It is wonderful to see more young adult books about diverse
cultures and communities making it to publication and receiving the promotion
and recognition they deserve. We need well written stories that give us the opportunity
to step into new cultures and view life through someone else’s eyes. Diverse
books give us understanding and compassion and allow us see ourselves, in all
our otherness, reflected in the stories we read.
The current attention to diversity titles may be due in part
to the campaign called ‘We need diverse books’ which recognises that children’s
books don’t always reflect the diversity that can be found in every community
and classroom.
Last year, while reading the School Library Journal I came across a review for a terrific new book called An Uninterrupted View of the Sky, set in Bolivia, South America. This book grabbed my interest because it is not only about stepping into another culture, it is about a culture that I actually have stepped into!

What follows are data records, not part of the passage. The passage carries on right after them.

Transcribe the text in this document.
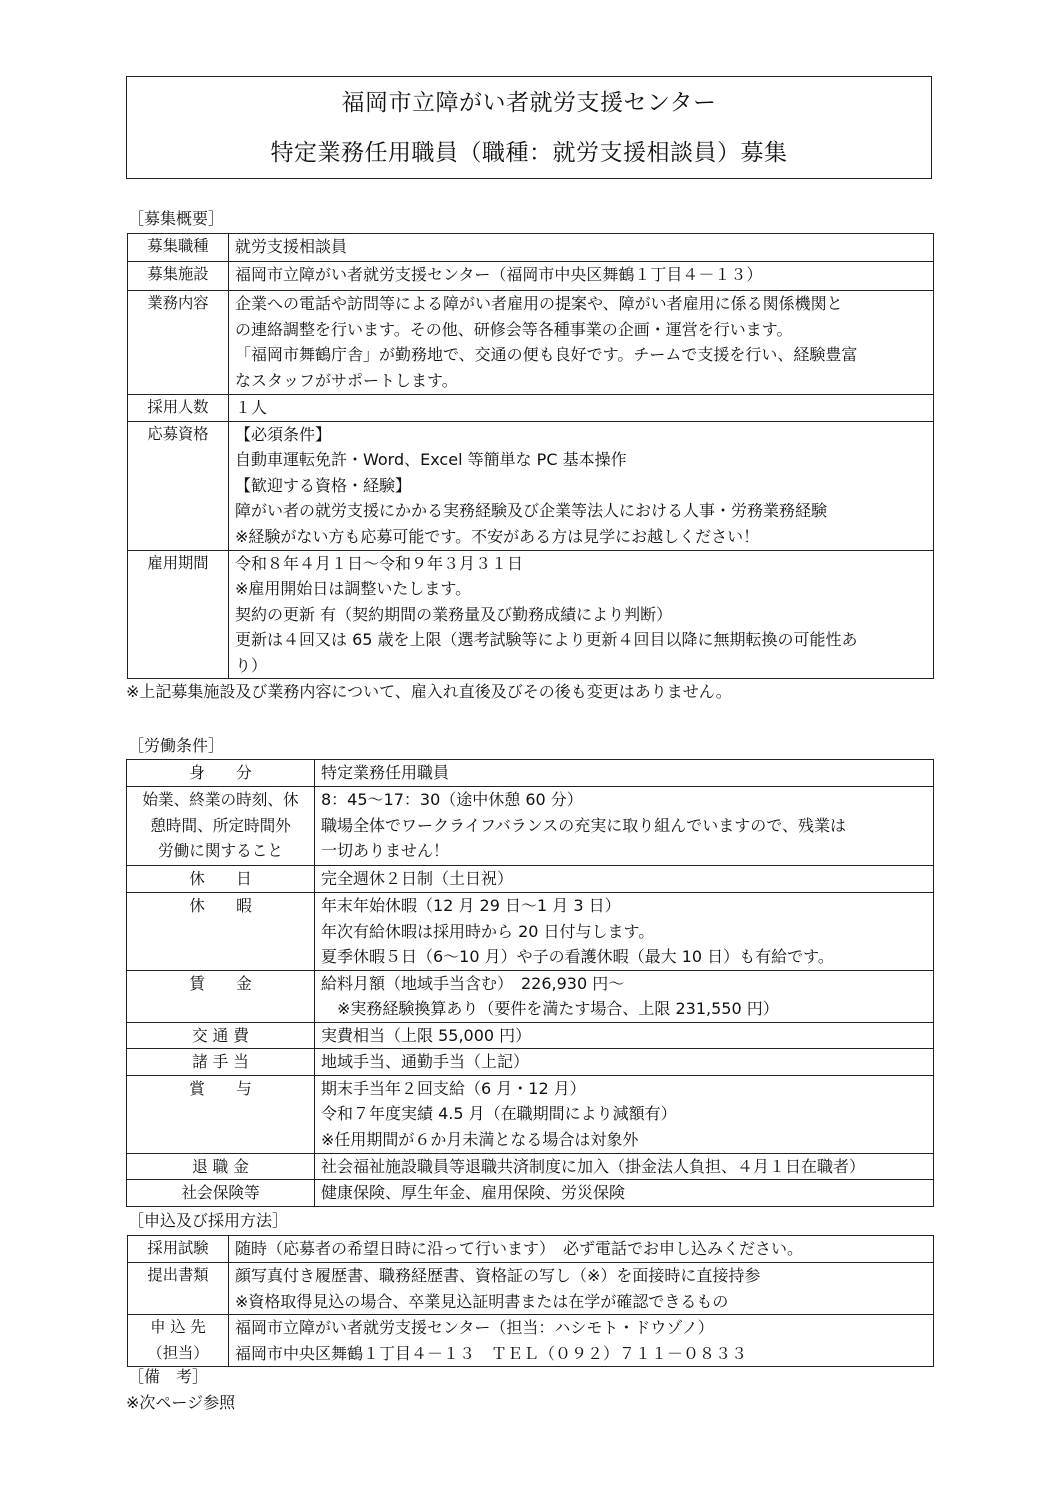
福岡市立障がい者就労支援センター
特定業務任用職員（職種：就労支援相談員）募集
［募集概要］
募集職種	就労支援相談員

募集施設	福岡市立障がい者就労支援センター（福岡市中央区舞鶴１丁目４－１３）

業務内容	企業への電話や訪問等による障がい者雇用の提案や、障がい者雇用に係る関係機関と
の連絡調整を行います。その他、研修会等各種事業の企画・運営を行います。
「福岡市舞鶴庁舎」が勤務地で、交通の便も良好です。チームで支援を行い、経験豊富
なスタッフがサポートします。

採用人数	１人

応募資格	【必須条件】
自動車運転免許・Word、Excel 等簡単な PC 基本操作
【歓迎する資格・経験】
障がい者の就労支援にかかる実務経験及び企業等法人における人事・労務業務経験
※経験がない方も応募可能です。不安がある方は見学にお越しください！

雇用期間	令和８年４月１日～令和９年３月３１日
※雇用開始日は調整いたします。
契約の更新 有（契約期間の業務量及び勤務成績により判断）
更新は４回又は 65 歳を上限（選考試験等により更新４回目以降に無期転換の可能性あ
り）
※上記募集施設及び業務内容について、雇入れ直後及びその後も変更はありません。
［労働条件］
身　　分	特定業務任用職員

始業、終業の時刻、休
憩時間、所定時間外
労働に関すること	8：45～17：30（途中休憩 60 分）
職場全体でワークライフバランスの充実に取り組んでいますので、残業は
一切ありません！

休　　日	完全週休２日制（土日祝）

休　　暇	年末年始休暇（12 月 29 日～1 月 3 日）
年次有給休暇は採用時から 20 日付与します。
夏季休暇５日（6～10 月）や子の看護休暇（最大 10 日）も有給です。

賃　　金	給料月額（地域手当含む）　226,930 円～
　※実務経験換算あり（要件を満たす場合、上限 231,550 円）

交 通 費	実費相当（上限 55,000 円）

諸 手 当	地域手当、通勤手当（上記）

賞　　与	期末手当年２回支給（6 月・12 月）
令和７年度実績 4.5 月（在職期間により減額有）
※任用期間が６か月未満となる場合は対象外

退 職 金	社会福祉施設職員等退職共済制度に加入（掛金法人負担、４月１日在職者）

社会保険等	健康保険、厚生年金、雇用保険、労災保険
［申込及び採用方法］
採用試験	随時（応募者の希望日時に沿って行います）　必ず電話でお申し込みください。

提出書類	顔写真付き履歴書、職務経歴書、資格証の写し（※）を面接時に直接持参
※資格取得見込の場合、卒業見込証明書または在学が確認できるもの

申 込 先
（担当）	福岡市立障がい者就労支援センター（担当：ハシモト・ドウゾノ）
福岡市中央区舞鶴１丁目４－１３　ＴＥＬ（０９２）７１１－０８３３
［備　考］
※次ページ参照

In 2014 I travelled to Cochabamba, Bolivia and walked the
very streets this book is set in . I wandered the cancha’s (markets) and took
the high-altitude, low-oxygen climb above the streets to view the Cristo del
Concordia. While I was there I met many beautiful
young people whose lives had also been interrupted by time spent in prison due
to their parents' incarceration. These teenagers impressed us with their
resilience in such a broken and corrupt society.
* * *
And so to the story.
Francisco's Papa is a poet from the rural Andes. He loved his rural roots but moved to the
city of Cochabamba to give his children education and opportunity. When Papa is shockingly arrested on false drug trafficking charges, Francisco’s mother
gives up all hope for a better future and abandons her home and family. With
no home to go to, Francisco and his sister Pilar must stay at the jail with
their father, as is the custom in many South American cities.
Though Papa is in deep despair he hangs on to his belief
that Francisco must be the one to break through the poverty cycle. He
encourages Francisco to keep working hard on his grades so that he can attend
university and acquire the skills to challenge and the change the corrupt legal
systems of the city. As the harrowing weeks pass, where they attend school during the
day and go home to the prison at night, Francisco and Pilar realise another
of their classmates is also living in the prison. Pilar befriends Soledad, a
teenage girl who is in grave danger living in the prison cells, but who has
nowhere else to go.
Soledad’s grim situation motivates Francisco to take Pilar and
Soledad back to their father’s Andean home. Francisco is astonished to find how
beautiful and peaceful it is and he begins to understand his father’s dream for
him.
In the last few pages of the book Francisco, still living in
the village, receives a letter. He has been successful in his application to attend San Simon University.
Melanie Crowder has done a wonderful job of drawing an
accurate picture of the realities of life in this harsh country, but like the
poetry of Francisco’s father she manages to weave a message of hope and
possibility throughout the heart-wrenching imagery.
A wonderfully well-written and engaging story.